Their upcoming plant sale will have something for every type of gardener, which members of the club have ensured by planting 130 flats of various seedlings. For those who are looking to add pops of color to their homes throughout the warm months, plenty of annuals will be available for purchase, like petunias, million bells, and marigolds. Ready-made planters will be just the thing for those who want the look but don't have the time to do their own planting. Vegetable and herb plants will be available for kitchen witches who love making summer salads and preserving summer's bounty by canning vegetables or drying herbs to enjoy in the winter months. For gardeners who focus on the long-term possibilities of their landscapes, perennials will be for sale.
"I love perennials," Deakin says. "It takes planning, but you can plant your garden so that something is always blooming, from early spring into late autumn."
However, it's not just variety and healthy plants that Deakin, Wiser and the other ladies from the Bud n' Bloom Garden club are offering to their customers. They're also willing to share their experiences and expertise.
"There will be workshops both days," Deakin says. "There will be a container gardening workshop Saturday and Sunday, and a succulent wreath workshop on Saturday. There will be garden walks scheduled for both days."
These garden walks will take guests on a tour of Deakin's own private garden, which is only available for public viewing during these two special days. Deakin and her husband James have spent years cultivating their property into a gardener's Wonderland, complete with fruit trees, a shade garden, over 200 varieties of roses and a 2,500-plus bulb daffodil meadow. But Deakin is careful not to call her hobby "work."
"I don't think of it as working and I don't like when people call it that," she says. "It's not work if you love doing it."
It's obvious that these 20 women love what they do. Several sub-committees were formed within the Bud n' Bloom Garden Club to help organize the plant sale. While Deakin is in charge of all the planting of seeds and transplanting of seedlings, Kawski handles all the labeling, arranging and organizing of the plants for the sale. Another member, Janet Arnold, heads a committee that takes care of sales, while member Phyllis Steinberg's committee will coordinate all the publicity.
Even with all the planning and efforts of the club members, though, Deakin explains that they get vital outside help from community partners, family and friends.
"We couldn't do this without my sister, Deborah Kwasniewski," Deakin says. "She donates greenhouse space to us."
Kwasniewski owns Taylor Greenhouses, and without that safe shelter, the club's seedlings would never make it to the sale. Kwasniewski also makes sure that the club's seedlings get all the heat, food and water they need to grow strong and healthy. Other businesses who lend a green-thumbed hand include Mike's Nursery in Lakewood, Westfield Nursery, M & R Greenhouses and Glen Acres Nursery in Fredonia, who have each generously donated a shrub to be raffled at the plant sale.
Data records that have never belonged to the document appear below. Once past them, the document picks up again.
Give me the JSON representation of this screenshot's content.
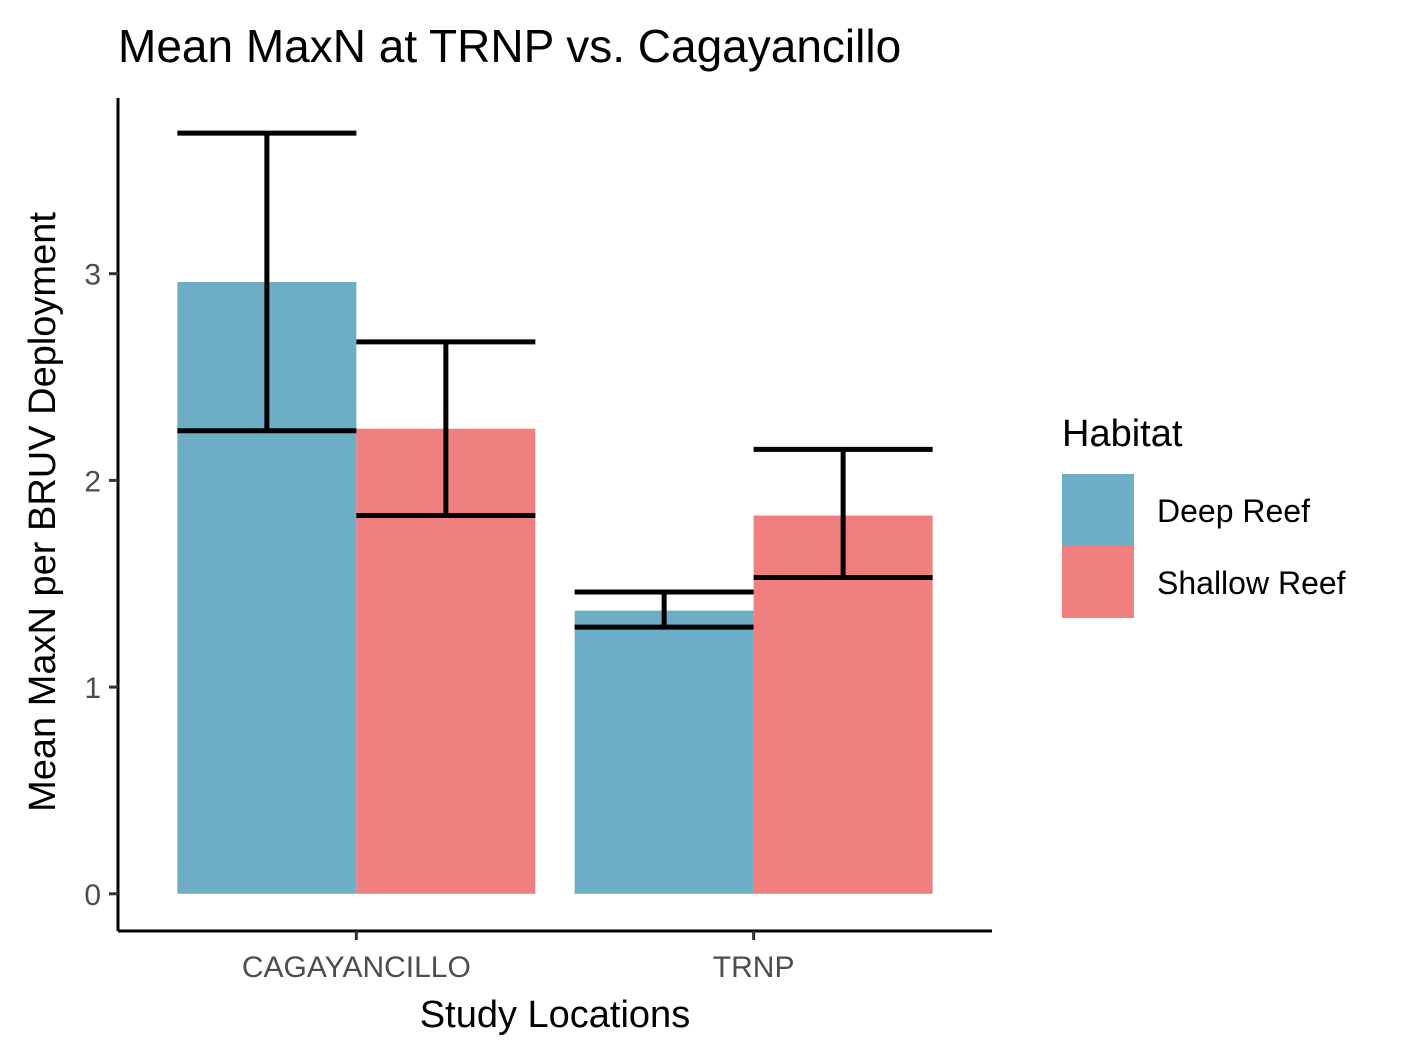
{
  "chart_data": {
    "type": "bar",
    "title": "Mean MaxN at TRNP vs. Cagayancillo",
    "xlabel": "Study Locations",
    "ylabel": "Mean MaxN per BRUV Deployment",
    "categories": [
      "CAGAYANCILLO",
      "TRNP"
    ],
    "y_ticks": [
      "0",
      "1",
      "2",
      "3"
    ],
    "ylim": [
      -0.18,
      3.85
    ],
    "grid": false,
    "legend_title": "Habitat",
    "legend_position": "right",
    "series": [
      {
        "name": "Deep Reef",
        "color": "#6eadc6",
        "values": [
          2.96,
          1.37
        ],
        "error_low": [
          2.24,
          1.29
        ],
        "error_high": [
          3.68,
          1.46
        ]
      },
      {
        "name": "Shallow Reef",
        "color": "#f07f7f",
        "values": [
          2.25,
          1.83
        ],
        "error_low": [
          1.83,
          1.53
        ],
        "error_high": [
          2.67,
          2.15
        ]
      }
    ]
  }
}
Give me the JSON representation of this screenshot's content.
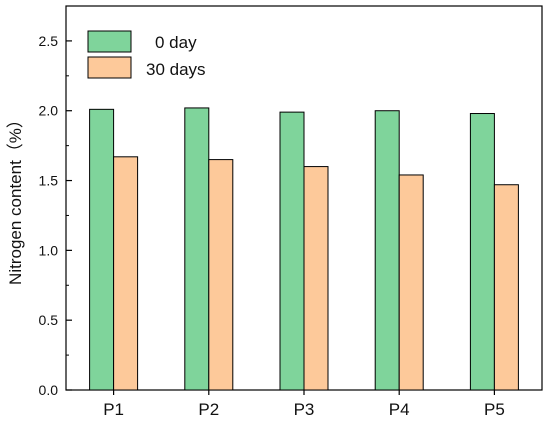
{
  "chart_data": {
    "type": "bar",
    "ylabel": "Nitrogen content（%）",
    "ylim": [
      0,
      2.75
    ],
    "yticks": [
      "0.0",
      "0.5",
      "1.0",
      "1.5",
      "2.0",
      "2.5"
    ],
    "ytick_values": [
      0,
      0.5,
      1.0,
      1.5,
      2.0,
      2.5
    ],
    "categories": [
      "P1",
      "P2",
      "P3",
      "P4",
      "P5"
    ],
    "series": [
      {
        "name": "0 day",
        "values": [
          2.01,
          2.02,
          1.99,
          2.0,
          1.98
        ],
        "color": "#7fd49b"
      },
      {
        "name": "30 days",
        "values": [
          1.67,
          1.65,
          1.6,
          1.54,
          1.47
        ],
        "color": "#fdc99a"
      }
    ],
    "legend_position": "top-left",
    "grid": false
  }
}
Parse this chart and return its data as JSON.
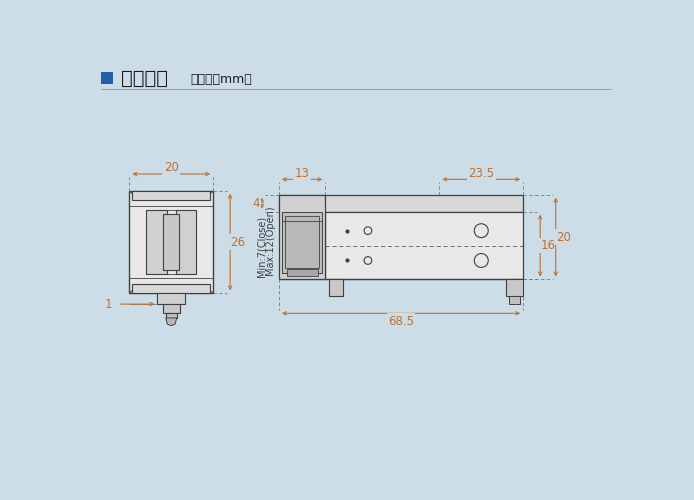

Raffle tickets can be purchased from any club member or at Literacy Volunteers for $1 each or six for $5. Literacy volunteers help out by staffing the sale alongside all 20 members of the garden club.
The Bud n' Bloom Garden Club and the Literacy Volunteers of Chautauqua County are thankful for the efforts of the members of the community who have supported them in the past and who will continue to support them in the future. The club looks forward to greeting this year's "crop" of gardeners at the plant sale, teaching them about container gardens and succulents, and leading them on the special once-a-year tours through Deakin's Edenic garden. For old pros and fresh ground-breakers alike, this plant sale is the ideal way to start spring and "get growing" with garden plans.